A basic heuristic that judges the playability of a creature by consider the total stats in comparison to its cost. From there, abilities either cost a premium, or if the cost is not any higher, can be assessed as to be a minor effect for the format. The test is more relevant in Limited than in Constructed, as rarely are vanilla creatures above the cost of two ever playable regardless of size, while occasional vanilla five or six mana creatures are playable in Limited. It is also a measure of power level over time, as the math below has been calibrated for the last five years and creatures prior were usually worse.

The Limited math typically follows that a creature needs double the stats of the mana value (i.e. 1/3 or 2/2 for 2, 3/3 or 2/4 for 3), but the scaling become less linear at higher costs.

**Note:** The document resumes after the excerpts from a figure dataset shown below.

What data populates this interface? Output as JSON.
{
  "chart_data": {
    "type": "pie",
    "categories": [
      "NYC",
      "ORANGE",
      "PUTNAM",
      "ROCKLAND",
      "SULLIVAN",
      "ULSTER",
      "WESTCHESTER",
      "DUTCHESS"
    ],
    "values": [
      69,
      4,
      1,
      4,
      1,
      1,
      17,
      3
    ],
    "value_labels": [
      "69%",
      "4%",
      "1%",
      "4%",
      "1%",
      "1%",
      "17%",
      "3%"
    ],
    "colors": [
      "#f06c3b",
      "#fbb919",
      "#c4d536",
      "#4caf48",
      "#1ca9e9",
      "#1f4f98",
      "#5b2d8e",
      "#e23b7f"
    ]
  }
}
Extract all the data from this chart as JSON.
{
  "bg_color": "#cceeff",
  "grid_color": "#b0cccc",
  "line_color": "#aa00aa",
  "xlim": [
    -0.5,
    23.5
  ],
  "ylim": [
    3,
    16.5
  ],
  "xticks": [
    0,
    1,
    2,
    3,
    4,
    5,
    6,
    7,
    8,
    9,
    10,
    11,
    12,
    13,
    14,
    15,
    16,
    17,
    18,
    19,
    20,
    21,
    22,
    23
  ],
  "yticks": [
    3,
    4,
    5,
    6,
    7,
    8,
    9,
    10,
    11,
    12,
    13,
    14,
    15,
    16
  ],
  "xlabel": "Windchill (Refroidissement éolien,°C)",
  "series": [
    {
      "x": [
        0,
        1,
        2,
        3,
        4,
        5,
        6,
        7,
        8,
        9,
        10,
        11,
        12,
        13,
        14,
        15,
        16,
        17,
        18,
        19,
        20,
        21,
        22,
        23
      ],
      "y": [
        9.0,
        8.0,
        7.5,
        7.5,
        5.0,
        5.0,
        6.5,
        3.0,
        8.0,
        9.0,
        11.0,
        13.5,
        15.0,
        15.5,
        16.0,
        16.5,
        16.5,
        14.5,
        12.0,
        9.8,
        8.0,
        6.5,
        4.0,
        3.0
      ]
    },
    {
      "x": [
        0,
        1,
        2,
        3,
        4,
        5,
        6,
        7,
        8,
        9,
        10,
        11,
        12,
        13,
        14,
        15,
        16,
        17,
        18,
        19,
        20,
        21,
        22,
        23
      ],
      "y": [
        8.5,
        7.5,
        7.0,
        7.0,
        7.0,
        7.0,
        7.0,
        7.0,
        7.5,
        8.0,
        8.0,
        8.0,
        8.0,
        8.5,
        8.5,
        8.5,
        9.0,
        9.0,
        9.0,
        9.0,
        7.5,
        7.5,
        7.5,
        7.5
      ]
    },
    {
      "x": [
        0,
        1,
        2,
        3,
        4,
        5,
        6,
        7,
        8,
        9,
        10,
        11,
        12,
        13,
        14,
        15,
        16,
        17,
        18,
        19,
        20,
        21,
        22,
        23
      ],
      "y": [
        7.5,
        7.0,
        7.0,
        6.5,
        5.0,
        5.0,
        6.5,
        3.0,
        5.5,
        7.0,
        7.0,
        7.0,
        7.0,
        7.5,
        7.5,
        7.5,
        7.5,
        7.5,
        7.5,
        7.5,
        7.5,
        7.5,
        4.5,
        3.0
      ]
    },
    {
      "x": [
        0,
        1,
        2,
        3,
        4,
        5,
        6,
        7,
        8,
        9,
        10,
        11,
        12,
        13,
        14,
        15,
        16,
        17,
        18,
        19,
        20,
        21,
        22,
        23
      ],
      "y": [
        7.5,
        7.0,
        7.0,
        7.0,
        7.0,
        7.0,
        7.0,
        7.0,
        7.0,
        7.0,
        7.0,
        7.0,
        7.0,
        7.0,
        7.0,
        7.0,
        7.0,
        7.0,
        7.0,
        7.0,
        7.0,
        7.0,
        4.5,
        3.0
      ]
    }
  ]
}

Only green can get a common 4-mana 4/4, with red getting them with downsides, which means that 4-drops are measured against seven points and 5-drops against against nine points. Good evergreen abilities can usually be rated at one mana each, though power scaling makes these evaluations more difficult. Furthermore, toughness comes at a lower premium after a certain number, as a 1/7 does not compare to a 7/1, but both are generally worse than a 4/3.

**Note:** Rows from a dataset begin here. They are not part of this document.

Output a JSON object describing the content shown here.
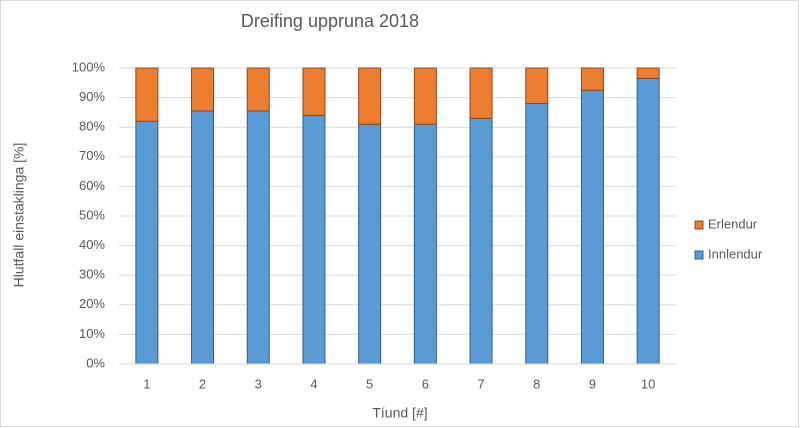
{
  "chart_data": {
    "type": "stacked_bar",
    "title": "Dreifing uppruna 2018",
    "x_label": "Tíund [#]",
    "y_label": "Hlutfall einstaklinga [%]",
    "categories": [
      "1",
      "2",
      "3",
      "4",
      "5",
      "6",
      "7",
      "8",
      "9",
      "10"
    ],
    "series": [
      {
        "name": "Innlendur",
        "color": "#5b9bd5",
        "values": [
          82,
          85.5,
          85.5,
          84,
          81,
          81,
          83,
          88,
          92.5,
          96.5
        ]
      },
      {
        "name": "Erlendur",
        "color": "#ed7d31",
        "values": [
          18,
          14.5,
          14.5,
          16,
          19,
          19,
          17,
          12,
          7.5,
          3.5
        ]
      }
    ],
    "ylim": [
      0,
      100
    ],
    "yticks": [
      {
        "value": 0,
        "label": "0%"
      },
      {
        "value": 10,
        "label": "10%"
      },
      {
        "value": 20,
        "label": "20%"
      },
      {
        "value": 30,
        "label": "30%"
      },
      {
        "value": 40,
        "label": "40%"
      },
      {
        "value": 50,
        "label": "50%"
      },
      {
        "value": 60,
        "label": "60%"
      },
      {
        "value": 70,
        "label": "70%"
      },
      {
        "value": 80,
        "label": "80%"
      },
      {
        "value": 90,
        "label": "90%"
      },
      {
        "value": 100,
        "label": "100%"
      }
    ],
    "grid": true,
    "legend": "right"
  }
}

In Constructed, a 3-mana 4/3 is already considered inconsequential, and Woolly Thoctar is close to the lower edge of acceptability; even Baneslayer Angel, a card that passes vanilla and has about four mana in abilities, was relegated to "powerful sideboard option". This is due to removal choices being capped at three mana or less to be considered good, and so any creature lacking in protection or entry value suffers at mana over three.

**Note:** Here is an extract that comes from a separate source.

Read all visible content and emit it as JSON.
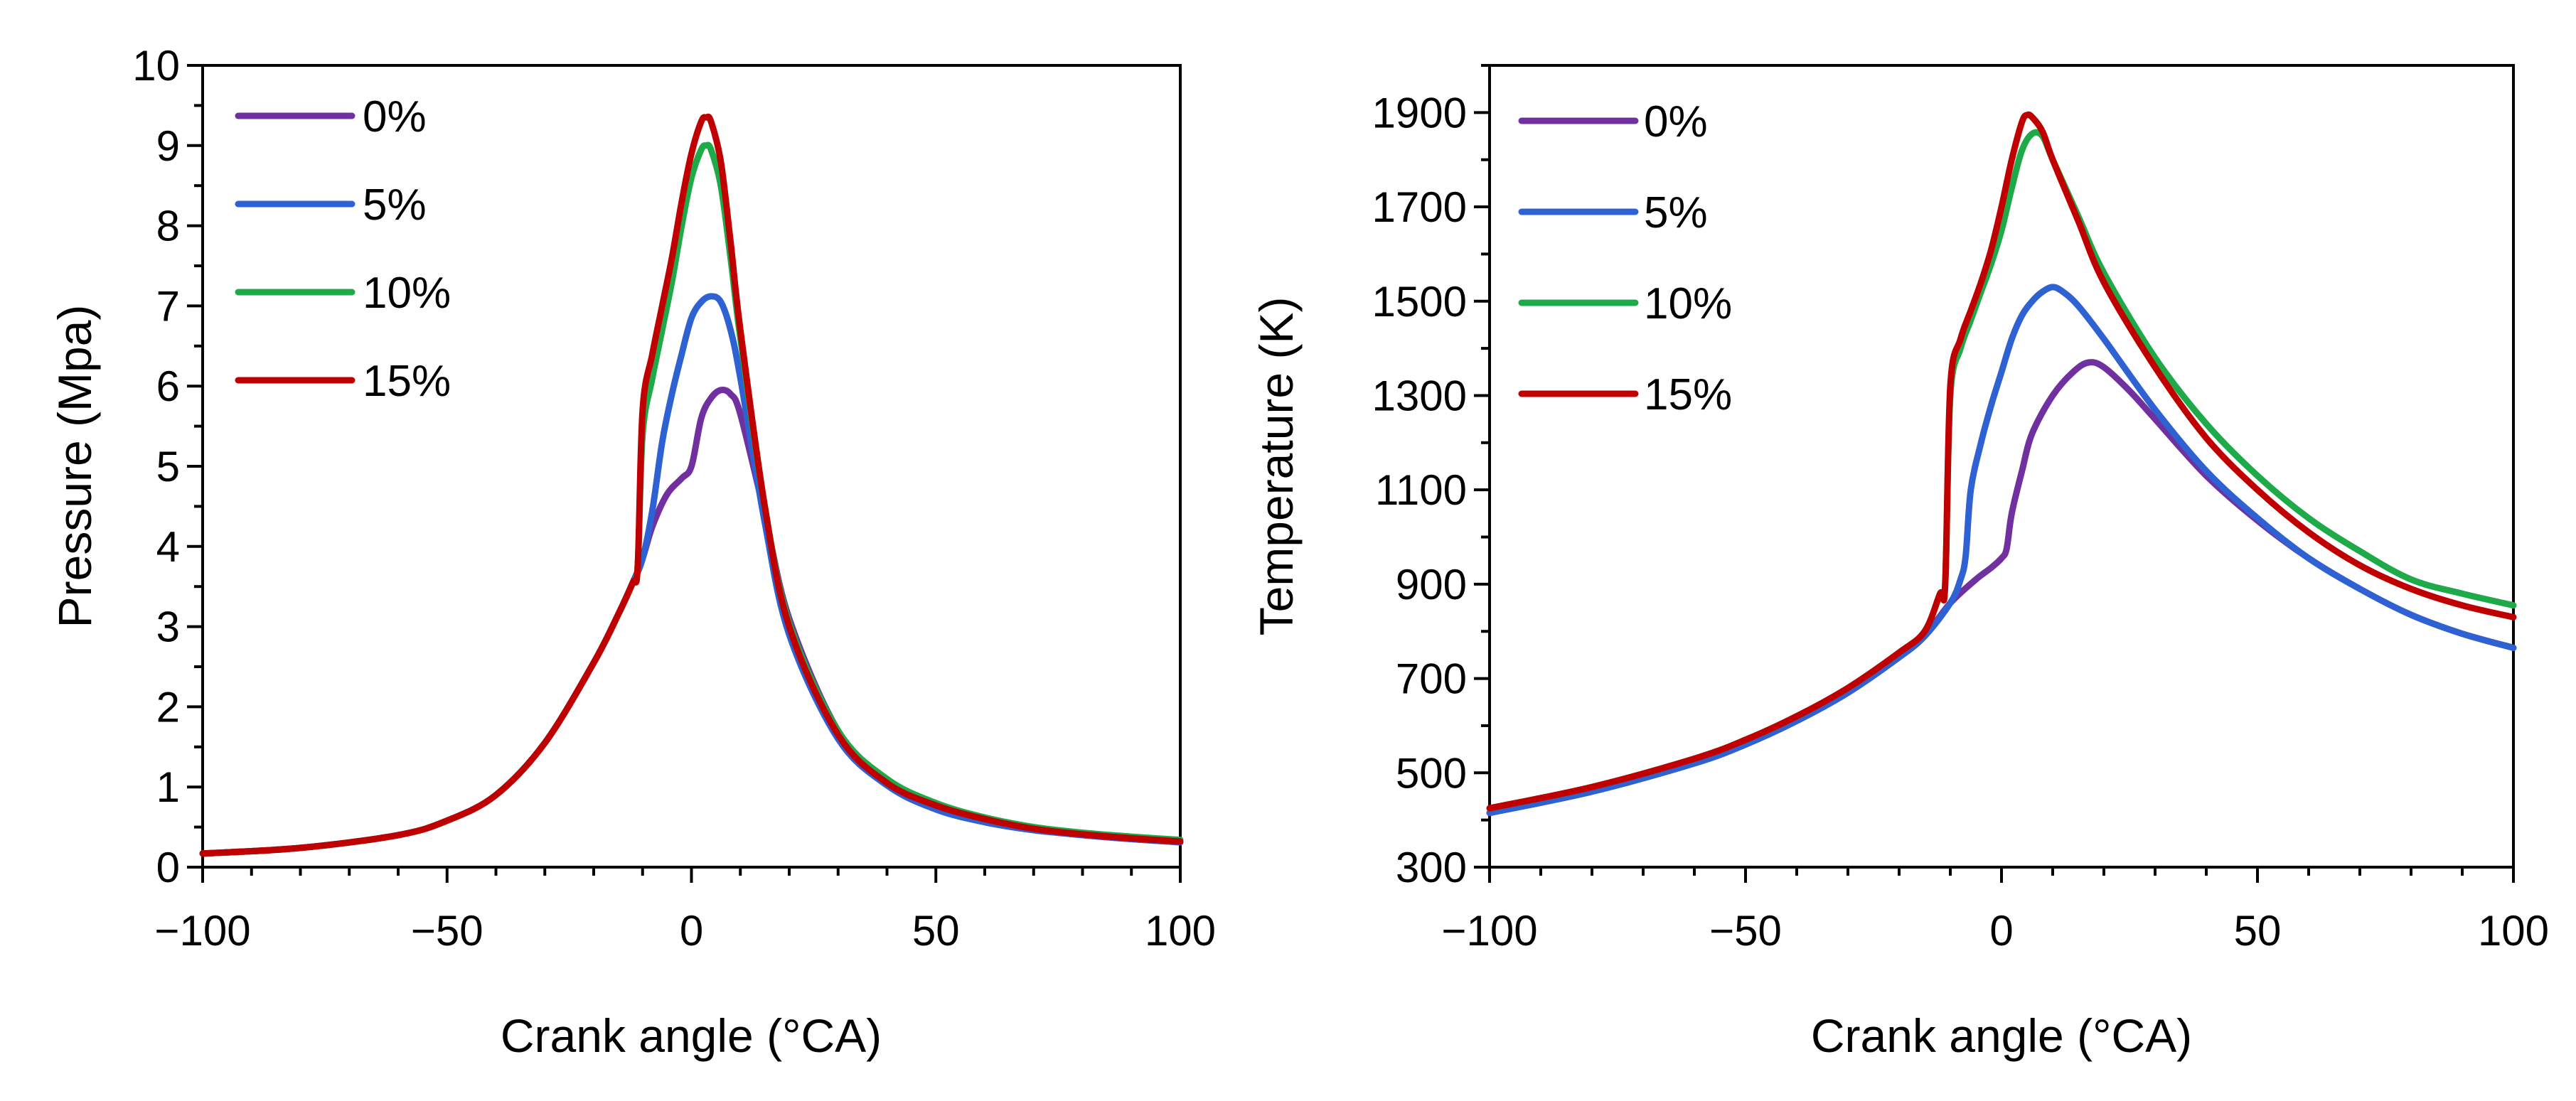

  1. a b Mark Rosewater (January 24, 2005). "A Few Words From R&D". Wizards of the Coast.
  2. Sam Stoddard (November 11, 2016). "The Ingredients for Great Vanillas". Wizards of the Coast.
  3. Magic Arcana (April 30, 2007). ""Vanilla" Doesn't Do Them Justice". Wizards of the Coast.
  4. Mark Rosewater (October 19, 2014). "What does French vanilla mean in the context of MtG?". Blogatog. Tumblr.
  5. a b Mark Rosewater (November 7, 2016). "A Few More Words from R&D". Wizards of the Coast.
  6. Mark Rosewater (November 09, 2013). "Wait, I thought Vanilla was (...)". Blogatog. Tumblr.